Aksi Provokatif Lima Jari Matheus Cunha Setelah Laga Sengit
Kemenangan dramatis Brasil atas Jepang dengan skor 2-1 menyisakan cerita panas di luar lapangan. Kepastian tiket ke babak 16 besar yang diraih berkat gol telat Gabriel Martinelli di menit-menit akhir pertandingan langsung disambut emosional oleh para pemain Seleção. Namun, sorotan tajam justru mengarah kepada Matheus Cunha yang dinilai menunjukkan sikap kurang terpuji kepada pendukung lawan begitu peluit panjang berbunyi.

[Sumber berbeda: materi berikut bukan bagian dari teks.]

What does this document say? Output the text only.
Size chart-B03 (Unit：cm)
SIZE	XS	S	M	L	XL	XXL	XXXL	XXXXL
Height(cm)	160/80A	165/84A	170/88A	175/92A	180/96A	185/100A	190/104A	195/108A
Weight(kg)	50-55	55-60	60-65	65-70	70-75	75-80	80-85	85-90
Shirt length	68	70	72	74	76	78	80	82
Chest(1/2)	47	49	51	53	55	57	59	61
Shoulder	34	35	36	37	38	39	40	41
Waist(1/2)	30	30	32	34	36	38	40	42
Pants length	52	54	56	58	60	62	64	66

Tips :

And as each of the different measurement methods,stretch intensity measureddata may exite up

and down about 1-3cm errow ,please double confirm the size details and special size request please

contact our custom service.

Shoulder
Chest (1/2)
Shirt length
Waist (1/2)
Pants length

Pemain milik Manchester United tersebut sebenarnya tampil kurang maksimal sepanjang laga dan banyak membuang peluang. Meski demikian, Cunha tetap percaya diri menghampiri tribun penonton lawan dan mengacungkan lima jari tangannya. Gestur tersebut merujuk pada koleksi lima gelar juara Piala Dunia yang dimiliki Brasil, sebuah pencapaian sejarah yang belum pernah dirasakan oleh perwakilan Asia tersebut.
Baca Juga
Aksi provokatif ini terasa cukup menyakitkan bagi pendukung Samurai Biru yang dikenal selalu tertib dan memiliki tradisi unik membersihkan stadion setelah laga usai. Kekalahan menyakitkan di detik-detik akhir pertandingan membuat para suporter Jepang harus pulang dengan kekecewaan ganda akibat ejekan bintang Seleção tersebut di tengah momen eliminasi mereka.
Sikap Cunha ini langsung memicu perdebatan sengit di media sosial mengenai batas sportivitas di atas lapangan hijau. Sementara itu, kubu Brasil kini harus segera mengalihkan fokus mereka karena lawan yang jauh lebih tangguh sudah menunggu di fase gugur berikutnya demi ambisi mereka menambah bintang keenam di jersey kebesaran.